Using the same demo data from Richie:
m <- 40
n <- 80
the_data <- as.data.frame(replicate(m, runif(n), simplify = FALSE))
colnames(the_data) <- c("y", paste0("x", seq_len(m - 1)))
Then:
library(Hmisc)
correlations <- rcorr(as.matrix(the_data))
To access the p-values:
correlations$P
To visualize you can use the package corrgram
library(corrgram)
corrgram(the_data)
Which will produce:
In order to print a list of the significant correlations (p < 0.05), you can use the following.
Using the same demo data from #Richie:
m <- 40
n <- 80
the_data <- as.data.frame(replicate(m, runif(n), simplify = FALSE))
colnames(the_data) <- c("y", paste0("x", seq_len(m - 1)))
Install Hmisc
install.packages("Hmisc")
Import library and find the correlations (#Carlos)
library(Hmisc)
correlations <- rcorr(as.matrix(the_data))
Loop over the values printing the significant correlations
for (i in 1:m){
for (j in 1:m){
if ( !is.na(correlations$P[i,j])){
if ( correlations$P[i,j] < 0.05 ) {
print(paste(rownames(correlations$P)[i], "-" , colnames(correlations$P)[j], ": ", correlations$P[i,j]))
}
}
}
}
Warning
You should not use this for drawing any serious conclusion; only useful for some exploratory analysis and formulate hypothesis. If you run enough tests, you increase the probability of finding some significant p-values by random chance: https://www.xkcd.com/882/. There are statistical methods that are more suitable for this and that do do some adjustments to compensate for running multiple tests, e.g. https://en.wikipedia.org/wiki/Bonferroni_correction.
Here's some sample data for reproducibility.
m <- 40
n <- 80
the_data <- as.data.frame(replicate(m, runif(n), simplify = FALSE))
colnames(the_data) <- c("y", paste0("x", seq_len(m - 1)))
You can calculate the correlation between two columns using cor.

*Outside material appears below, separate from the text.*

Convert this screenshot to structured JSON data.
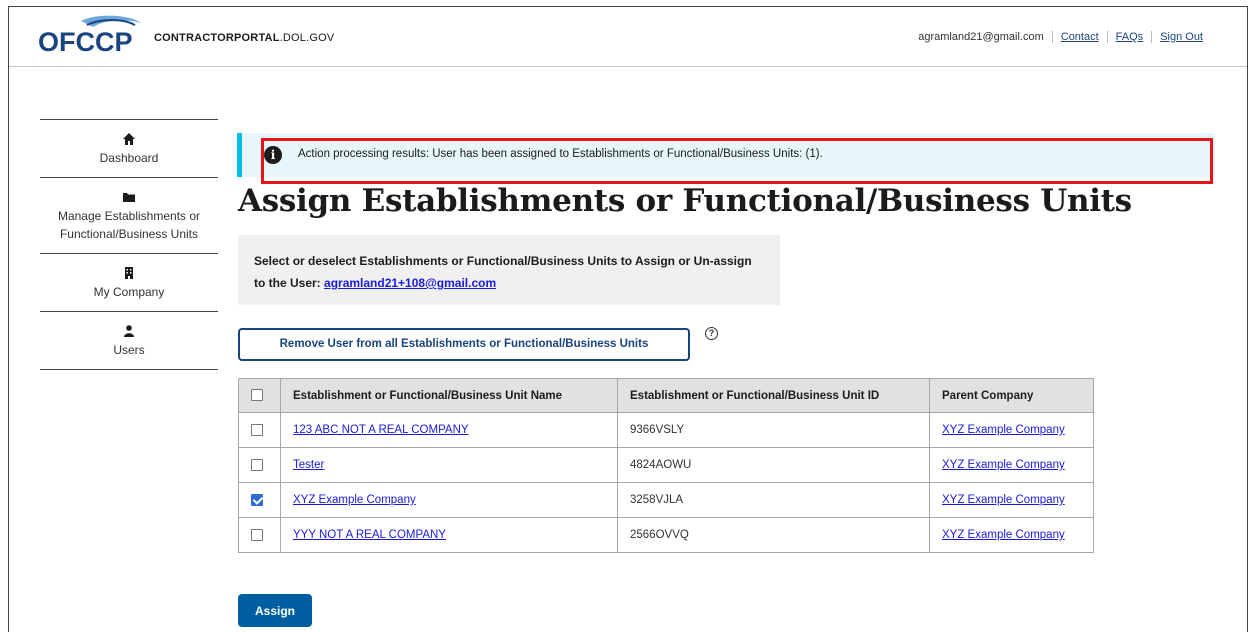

This code loops over all columns except the first one (which contains our response), and calculates the correlation between that column and the first column.
correlations <- vapply(
the_data[, -1],
function(x)
{
cor(the_data[, 1], x)
},
numeric(1)
)
You can then find the column with the largest magnitude of correlation with y using:
correlations[which.max(abs(correlations))]
So knowing which variables are correlated which which other variables can be interesting, but please don't draw any big conclusions from this knowledge. You need to have a proper think about what you are trying to understand, and which techniques you need to use. The folks over at Cross Validated can help.
If you are trying to predict y using only one variable than you have to take the one that is mainly correlated with y.
To do this just use the command which.max(abs(cor(x,y))). If you want to use more than one variable in your model then you have to consider something like the lasso estimator
One option is to run a correlation matrix:
cor_result=cor(data)
write.csv(cor_result, file="cor_result.csv")
This correlates all the variables in the file against each other and outputs a matrix.